Als Vinzenz Rohrer zwei Sekunden vor Spielende ins leere Tor traf, war der Jubel grenzenlos.
"Wir sind überglücklich! Das hätte uns in dieser Form niemand zugetraut", sagte Schneider. "Wir haben gewusst, wir haben das Potenzial in der Mannschaft, dass wir an einem sehr guten Tag solche Spiele abliefern können."

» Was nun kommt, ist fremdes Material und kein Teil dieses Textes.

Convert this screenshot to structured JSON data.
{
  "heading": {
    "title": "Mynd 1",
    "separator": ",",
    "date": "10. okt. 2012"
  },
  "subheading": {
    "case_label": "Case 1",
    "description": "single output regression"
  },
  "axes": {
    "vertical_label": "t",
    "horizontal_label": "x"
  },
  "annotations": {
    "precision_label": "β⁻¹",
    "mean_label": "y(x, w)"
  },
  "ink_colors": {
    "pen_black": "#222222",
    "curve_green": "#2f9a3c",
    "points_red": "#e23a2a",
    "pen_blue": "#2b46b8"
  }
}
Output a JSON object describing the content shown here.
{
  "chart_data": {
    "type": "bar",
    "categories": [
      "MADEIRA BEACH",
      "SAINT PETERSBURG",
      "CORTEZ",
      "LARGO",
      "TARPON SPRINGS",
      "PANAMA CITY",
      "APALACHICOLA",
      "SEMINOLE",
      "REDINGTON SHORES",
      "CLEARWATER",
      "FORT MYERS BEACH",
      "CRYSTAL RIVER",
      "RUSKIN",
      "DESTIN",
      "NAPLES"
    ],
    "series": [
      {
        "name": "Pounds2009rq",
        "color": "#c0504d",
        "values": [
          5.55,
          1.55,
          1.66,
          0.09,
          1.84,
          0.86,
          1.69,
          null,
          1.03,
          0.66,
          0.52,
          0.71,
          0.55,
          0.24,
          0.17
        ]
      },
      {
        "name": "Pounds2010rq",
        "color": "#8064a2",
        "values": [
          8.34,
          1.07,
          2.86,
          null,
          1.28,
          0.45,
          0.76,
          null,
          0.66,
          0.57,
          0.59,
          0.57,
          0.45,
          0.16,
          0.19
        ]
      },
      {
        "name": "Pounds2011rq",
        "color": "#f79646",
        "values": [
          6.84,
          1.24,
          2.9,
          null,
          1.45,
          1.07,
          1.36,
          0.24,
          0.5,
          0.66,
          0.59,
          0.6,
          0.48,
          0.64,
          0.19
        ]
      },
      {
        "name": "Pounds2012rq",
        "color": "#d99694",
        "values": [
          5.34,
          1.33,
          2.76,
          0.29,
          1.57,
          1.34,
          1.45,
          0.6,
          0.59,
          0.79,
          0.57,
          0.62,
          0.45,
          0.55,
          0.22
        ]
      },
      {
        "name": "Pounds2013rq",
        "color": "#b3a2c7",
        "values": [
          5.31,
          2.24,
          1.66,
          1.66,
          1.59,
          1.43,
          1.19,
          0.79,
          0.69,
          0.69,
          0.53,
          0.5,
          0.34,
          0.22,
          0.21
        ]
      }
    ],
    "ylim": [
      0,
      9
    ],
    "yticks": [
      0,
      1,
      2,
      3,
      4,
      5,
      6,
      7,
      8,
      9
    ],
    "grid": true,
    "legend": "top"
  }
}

Die gesamte Vorbereitung über hätte man darauf hingearbeitet, "so strukturiert zu spielen. Wir wussten, bei so einem Turnier müssen wir hinten brutal kompakt stehen." Fünf Gegentreffer in drei Spielen sprechen eine deutliche Sprache.
Und am Klang der österreichischen Nationalhymne kann man sich nicht satt hören. "Drei Mal hintereinander die Hymne zu hören, kann schon was", freute sich Nissner und forderte: "Wir müssen am Boden bleiben."
Das Viertelfinale ist das Ziel
Der Traum vom neuerlichen Viertelfinal-Einzug lebt - und ist äußerst realistisch.
Wer sagt, dass wir nicht ein, zwei Tore machen und dasselbe wie heute passiert?
Schon ein Punkt aus den verbleibenden vier Gruppenspielen könnte für einen Platz unter den ersten vier in der Gruppe A ausreichen.
"Der vierte Sieg ist unser nächstes Ziel. Egal, wo wir Punkte mitnehmen können, wollen wir das tun", konstatierte Schneider.
Warum nicht auch gegen die Schweiz?
Vielleicht sogar am Mittwoch im Kracher gegen Gastgeber Schweiz? "Ich erwarte von uns eine Defensivschlacht. Wer sagt, dass wir nicht ein, zwei Tore machen und dasselbe wie heute passiert?", fragte Nissner.
Viel wird vom körperlichen Zustand des ÖEHV-Teams abhängig sein, nach vier Spielen in fünf Tagen lassen die Kräfte sichtbar nach. "Der Tank ist voll", widersprach Nissner. Schneider fügte an: "Mir ist es heute schon viel besser als letztes Mal gegangen."
Österreich erwartet eine ausverkaufte Swiss Life Arena in Zürich und ein patriotisches Publikum, das sie bei jeder Gelegenheit auspfeifen wird. "Wir sind alle Profis, damit muss man umgehen können", betonte der Kapitän.
Man könne die Atmosphäre sogar im positiven Sinne mitnehmen. Schneider erklärte: "Wenn die Halle bebt, gibt das einem nochmal einen extra Boost. Das wird geil werden."